I mentioned before that I was a good kid. I did not start drinking until I was 18. Well, I tried a few drinks here and there. Mostly with my older sister. But I never really DRANK until I joined the military. And the blackouts started almost right away. I never connected my behavior to the behavior of the person that killed my classmate’s sister. I never thought I would become one of “those people”. Aka people with a drinking problem.
The other night at work, a commercial came on the television for a lawyer that specializes in DUIs. Two coworkers were commenting how expensive DUIs cost now. “That is a couple thousand dollars now.” I said “it costs more than money.”
After my second DUI, I sort of thought I had a drinking problem. Or at least I admitted I was having too many problems from drinking. That was when I first created a “sobriety journal” to start listing the problems. But I did not want to stop drinking. I was not ready. I just wanted to learn to control my drinking and avoid blackouts. I never realized I had to find a solution to my self-hatred: my reason for drinking.
Too many people think DUIs are no big deal. Or the legal and financial consequences are too harsh. But there are too many second and third DUIs. There are too many accidents related to alcohol. There are too many deaths. And the death of someone I once admired was not enough to steer me away from driving drunk.
Mistake 233- My first DUI: I was at the usual bar I hung out at on Thursday nights. After last call, I tried to drive to my job to sleep in my car in the parking lot. I kept extra clothes and toiletries in my trunk for such occasions. I was worried if I drove home, I would sleep through my alarm. Instead, I got pulled over for not having my headlights on. Something so simple. I failed the sobriety test and breathylzer.

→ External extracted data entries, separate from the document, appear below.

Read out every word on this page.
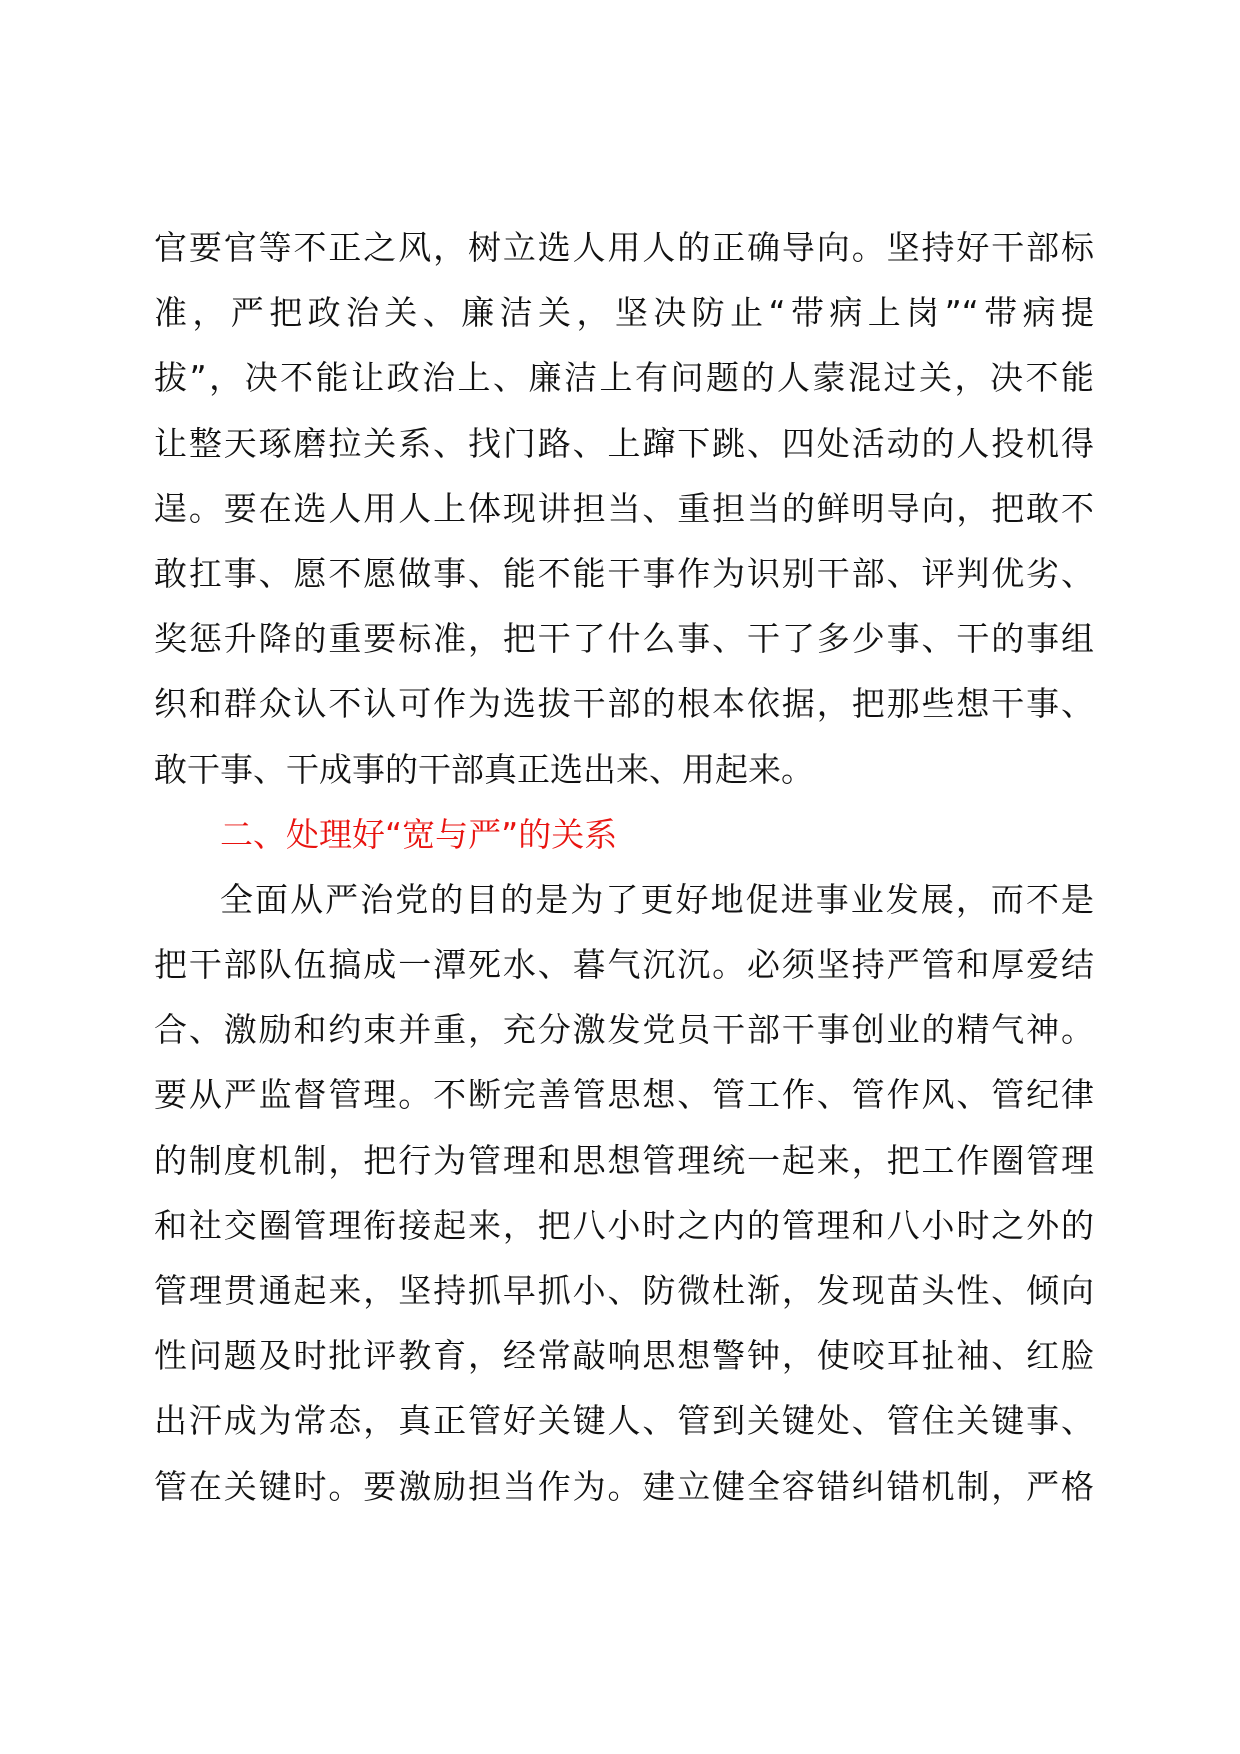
官要官等不正之风，树立选人用人的正确导向。坚持好干部标
准，严把政治关、廉洁关，坚决防止“带病上岗”“带病提
拔”，决不能让政治上、廉洁上有问题的人蒙混过关，决不能
让整天琢磨拉关系、找门路、上蹿下跳、四处活动的人投机得
逞。要在选人用人上体现讲担当、重担当的鲜明导向，把敢不
敢扛事、愿不愿做事、能不能干事作为识别干部、评判优劣、
奖惩升降的重要标准，把干了什么事、干了多少事、干的事组
织和群众认不认可作为选拔干部的根本依据，把那些想干事、
敢干事、干成事的干部真正选出来、用起来。
二、处理好“宽与严”的关系
全面从严治党的目的是为了更好地促进事业发展，而不是
把干部队伍搞成一潭死水、暮气沉沉。必须坚持严管和厚爱结
合、激励和约束并重，充分激发党员干部干事创业的精气神。
要从严监督管理。不断完善管思想、管工作、管作风、管纪律
的制度机制，把行为管理和思想管理统一起来，把工作圈管理
和社交圈管理衔接起来，把八小时之内的管理和八小时之外的
管理贯通起来，坚持抓早抓小、防微杜渐，发现苗头性、倾向
性问题及时批评教育，经常敲响思想警钟，使咬耳扯袖、红脸
出汗成为常态，真正管好关键人、管到关键处、管住关键事、
管在关键时。要激励担当作为。建立健全容错纠错机制，严格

I do not remember what my BAC was.
I was arrested. Ironically, I was wearing a t-shirt “Top 10 Drunk Lies” at the time I was lucky I knew the home number of a friend because 1) you could only make collect calls from jail and 2) you could not make collect calls to cell phones. And who knows phone numbers much anymore? Usually you just look up their name in your contact list. He came and bailed me out. I got home in time to call out sick from work and spent the day crying. My roommate told me her “almost arrested” stories. We agreed it was just bad luck.
After my court date and sentencing, my driver license was restricted, I paid fines, and I had to take an alcohol safety class. All of the people in that class were forced there and did not take it serious. None of us thought we had a problem. AA meetings were not recommended nor required. I basically learned I just better plan out my drinking nights. And that worked for a few years. (Mostly because I did not drive for a few years.)
Mistake 234- While not a drunk mistake, this was linked to my DUI: I got caught driving on the restricted license when I should not have been driving. I was allowed to drive to and from work, to and from school, to and from doctor appointments, and to and from my alcohol classes. I was driving to pick up my mom for dinner before going to my college graduation ceremony. I got pulled over for expired registration tags. The police officer gave me a ticket for the tags and violating my restricted license. I thought graduation would be included under driving to and from school but the judge ruled otherwise. He suspended all my driving privileges for a year. And I missed my college graduation ceremony because I was not in the mood after getting the ticket. I ended up getting rid of that car since I could not drive it because I was not able to afford the insurance with the DUI surcharges.